Is Town Center headed for more gated communities, either horizontal or vertical? I hope not, but approving increased density therein may not allow avoiding it, changing Columbia's environment and spirit to something less open, less welcoming, and less the embodiment of what Columbia, as an experiment in improved society and the community resulting therefrom, has striven to achieve.

PZGURU said...

Good Lord, that's the longest comment ever (maybe).

I only wanted to address the point made about traffic generated when the mall expanded for the AMC theaters and the restaurants. There may not have been much of an impact for that type of expansion due to the assumption (by the traffic study conductors) that traffic heading to the movies may already have been destined for the mall. I'm sure that some mitigation had to be done.

In contrast, the WCI tower residents would be brand new vehicle trips. As in, they are not there now, but once built, there will be new trips going to and from the tower. The impact is much different and greater than the mall expansion.

I'll let your "duel of words" with anon continue now.

J. Newburn said...

Good Lord, but ain't we gotz ourselves, in HoCo, about 83k inbound commuters each week and about 48k headed north-ish to Baltimore and another 48K-ish headed south-ish to DC?

I'd like to add another perspective to this traffic conversation, as I am ever so weary of T-h-e T-o-w-e-r being blamed for future traffic when we clearly have a bigger concern on our hands.

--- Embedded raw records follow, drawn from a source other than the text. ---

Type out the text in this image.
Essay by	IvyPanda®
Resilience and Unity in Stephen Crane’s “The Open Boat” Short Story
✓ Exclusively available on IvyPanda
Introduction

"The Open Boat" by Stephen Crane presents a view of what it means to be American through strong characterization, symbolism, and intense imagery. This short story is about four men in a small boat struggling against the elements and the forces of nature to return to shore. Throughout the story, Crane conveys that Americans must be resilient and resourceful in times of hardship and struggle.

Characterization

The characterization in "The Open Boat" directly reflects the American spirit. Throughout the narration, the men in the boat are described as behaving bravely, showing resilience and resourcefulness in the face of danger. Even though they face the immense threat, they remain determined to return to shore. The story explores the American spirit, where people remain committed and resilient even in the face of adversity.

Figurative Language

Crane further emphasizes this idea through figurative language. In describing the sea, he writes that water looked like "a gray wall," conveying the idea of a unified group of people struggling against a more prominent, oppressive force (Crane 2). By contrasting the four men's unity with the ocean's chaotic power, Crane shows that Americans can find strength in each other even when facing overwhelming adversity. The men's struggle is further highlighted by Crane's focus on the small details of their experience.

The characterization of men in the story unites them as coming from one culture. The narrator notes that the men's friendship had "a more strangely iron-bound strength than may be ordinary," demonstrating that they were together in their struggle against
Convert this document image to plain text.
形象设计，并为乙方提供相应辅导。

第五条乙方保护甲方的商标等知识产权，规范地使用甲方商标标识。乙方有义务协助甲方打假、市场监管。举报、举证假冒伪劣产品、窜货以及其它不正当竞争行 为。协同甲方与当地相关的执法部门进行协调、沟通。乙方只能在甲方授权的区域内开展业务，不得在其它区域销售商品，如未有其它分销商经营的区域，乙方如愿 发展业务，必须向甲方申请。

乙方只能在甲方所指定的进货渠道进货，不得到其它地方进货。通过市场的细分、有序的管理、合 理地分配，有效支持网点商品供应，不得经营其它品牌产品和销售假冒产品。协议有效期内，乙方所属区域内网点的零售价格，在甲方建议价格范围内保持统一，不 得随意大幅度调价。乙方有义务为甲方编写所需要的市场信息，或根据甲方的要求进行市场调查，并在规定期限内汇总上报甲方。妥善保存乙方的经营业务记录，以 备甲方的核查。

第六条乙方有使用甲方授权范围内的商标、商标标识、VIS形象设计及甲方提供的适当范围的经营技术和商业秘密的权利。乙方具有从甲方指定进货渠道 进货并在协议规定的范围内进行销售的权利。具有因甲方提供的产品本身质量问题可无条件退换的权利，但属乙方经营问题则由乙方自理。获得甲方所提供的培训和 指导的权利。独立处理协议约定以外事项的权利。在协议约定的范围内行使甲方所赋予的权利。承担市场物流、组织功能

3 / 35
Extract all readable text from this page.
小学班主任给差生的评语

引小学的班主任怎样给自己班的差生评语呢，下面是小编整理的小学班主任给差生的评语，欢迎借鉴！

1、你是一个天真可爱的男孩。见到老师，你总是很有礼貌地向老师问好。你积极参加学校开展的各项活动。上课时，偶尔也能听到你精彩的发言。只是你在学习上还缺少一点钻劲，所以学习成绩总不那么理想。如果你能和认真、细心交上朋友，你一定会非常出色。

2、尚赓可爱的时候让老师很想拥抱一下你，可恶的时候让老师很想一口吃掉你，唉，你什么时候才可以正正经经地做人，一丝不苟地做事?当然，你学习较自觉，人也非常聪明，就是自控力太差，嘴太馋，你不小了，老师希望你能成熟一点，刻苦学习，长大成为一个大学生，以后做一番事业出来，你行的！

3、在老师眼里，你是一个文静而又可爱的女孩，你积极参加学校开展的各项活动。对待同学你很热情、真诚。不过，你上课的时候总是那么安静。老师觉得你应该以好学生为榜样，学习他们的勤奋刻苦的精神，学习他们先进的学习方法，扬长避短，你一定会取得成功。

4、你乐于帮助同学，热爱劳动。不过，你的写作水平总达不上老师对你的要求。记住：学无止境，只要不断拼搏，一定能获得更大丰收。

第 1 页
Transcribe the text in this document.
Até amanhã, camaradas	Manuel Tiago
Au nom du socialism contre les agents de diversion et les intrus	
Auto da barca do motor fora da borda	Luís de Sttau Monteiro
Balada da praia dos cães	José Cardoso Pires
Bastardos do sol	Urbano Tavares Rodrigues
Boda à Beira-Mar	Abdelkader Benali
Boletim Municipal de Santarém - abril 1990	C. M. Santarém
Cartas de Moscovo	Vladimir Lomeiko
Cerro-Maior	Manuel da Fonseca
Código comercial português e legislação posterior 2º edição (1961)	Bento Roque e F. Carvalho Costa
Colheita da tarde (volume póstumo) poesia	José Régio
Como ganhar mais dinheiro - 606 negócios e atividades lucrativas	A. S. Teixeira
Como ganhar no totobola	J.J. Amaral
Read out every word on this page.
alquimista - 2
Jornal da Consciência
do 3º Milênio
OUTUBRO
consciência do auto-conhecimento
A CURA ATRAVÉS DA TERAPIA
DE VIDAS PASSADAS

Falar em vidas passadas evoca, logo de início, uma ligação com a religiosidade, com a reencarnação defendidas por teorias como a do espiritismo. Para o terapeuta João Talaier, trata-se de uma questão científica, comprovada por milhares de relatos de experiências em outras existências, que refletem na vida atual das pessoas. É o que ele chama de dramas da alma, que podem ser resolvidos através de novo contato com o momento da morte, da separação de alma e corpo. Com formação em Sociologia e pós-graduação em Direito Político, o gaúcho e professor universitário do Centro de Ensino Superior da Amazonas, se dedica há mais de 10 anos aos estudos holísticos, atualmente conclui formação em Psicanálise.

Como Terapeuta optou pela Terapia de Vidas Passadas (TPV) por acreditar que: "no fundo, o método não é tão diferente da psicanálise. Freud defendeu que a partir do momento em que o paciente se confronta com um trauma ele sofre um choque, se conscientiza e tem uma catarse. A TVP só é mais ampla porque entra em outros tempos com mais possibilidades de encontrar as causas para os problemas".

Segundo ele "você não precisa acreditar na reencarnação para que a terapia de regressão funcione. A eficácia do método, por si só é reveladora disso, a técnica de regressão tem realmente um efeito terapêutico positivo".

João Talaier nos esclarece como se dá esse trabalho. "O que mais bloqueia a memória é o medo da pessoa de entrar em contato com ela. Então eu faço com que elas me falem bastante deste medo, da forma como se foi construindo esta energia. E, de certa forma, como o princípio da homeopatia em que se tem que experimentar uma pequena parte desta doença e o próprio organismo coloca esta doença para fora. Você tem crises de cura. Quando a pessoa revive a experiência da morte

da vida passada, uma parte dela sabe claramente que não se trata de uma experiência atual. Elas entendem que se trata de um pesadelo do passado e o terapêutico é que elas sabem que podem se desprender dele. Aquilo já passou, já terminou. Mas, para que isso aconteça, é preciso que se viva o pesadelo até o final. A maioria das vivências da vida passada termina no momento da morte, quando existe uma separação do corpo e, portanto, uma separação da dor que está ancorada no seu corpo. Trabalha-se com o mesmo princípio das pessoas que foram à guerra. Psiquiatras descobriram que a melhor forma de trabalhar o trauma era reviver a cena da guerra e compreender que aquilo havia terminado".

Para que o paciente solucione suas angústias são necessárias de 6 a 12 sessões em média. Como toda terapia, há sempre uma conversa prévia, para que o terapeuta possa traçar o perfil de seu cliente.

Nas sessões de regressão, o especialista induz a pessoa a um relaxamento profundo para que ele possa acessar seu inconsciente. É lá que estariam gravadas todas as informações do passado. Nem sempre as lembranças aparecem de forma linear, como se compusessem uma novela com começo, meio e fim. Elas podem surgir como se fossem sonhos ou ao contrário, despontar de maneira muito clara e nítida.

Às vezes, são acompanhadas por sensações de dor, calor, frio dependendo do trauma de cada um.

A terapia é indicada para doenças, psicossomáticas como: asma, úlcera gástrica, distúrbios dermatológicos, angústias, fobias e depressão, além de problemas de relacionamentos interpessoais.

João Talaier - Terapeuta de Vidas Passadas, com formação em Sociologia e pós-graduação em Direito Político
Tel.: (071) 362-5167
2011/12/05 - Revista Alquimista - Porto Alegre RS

I personally believe, such as, and for the good of U.S. Americans and Howard Countians everywhere, such as, I personally believe that to ease traffic congestion, we might want to put some attention on increasing home-based workers and telecommuters, rather than blaming about T-h-e Tower and T-h-e residents who will be moving in ther?

I envision the day when our cadre of brilliant local professionals and our rich municipality find some way of providing technical support to area businesses to get more people set up to work from home. At least a couple days a week, if not full-time.

Of course, people who work from home will also do errands, including going to T-h-e Mall, and traipsing down Li'l Patuxent Parkway. But, speaking as one who does work from home, I do my darnedest to run my errands in off-peak hours. Not, mind you, out of any citizen duty to minimize traffic congestion. I do it because it's easier and faster.

Pzguru, I may have matched you in comment length.

Love to you all, my U.S. Americans and the people of Iraq and Asia. Oh, and South Africa, too.

wordbones said...

I must admit I grew tired of my banter with anon 1:06 AM. I also have been distracted by real life things like getting my daughter ramped up in a new school year, taking care of business (it always comes in these maddening spurts), getting started on fundraising for next years Columbia Festival of the Arts, working out my issues with FIOS (subject of a new post!) and other things that effectively fill my time.

I also think I have given enough energy to an anonymous commenter, probably more than he or she deserves.


Eagle eye said...

I can’t believe that anon 1:06am suggested that, when construction is complete, The Plaza Residences can be seen from Mt. Airy. Quite frankly, that is foolish notion.

J. Newburn said...

I just reread my comment, a couple above, and want to clarify that the commuter numbers I wrote are per workweek day, M-F: 83k in, 48k to Balt, 48k to DC, M, T, W, Th and F. A little attention to switch those numbers around might do a lot more good to ease traffic congestion than wailing at T-h-e Tower.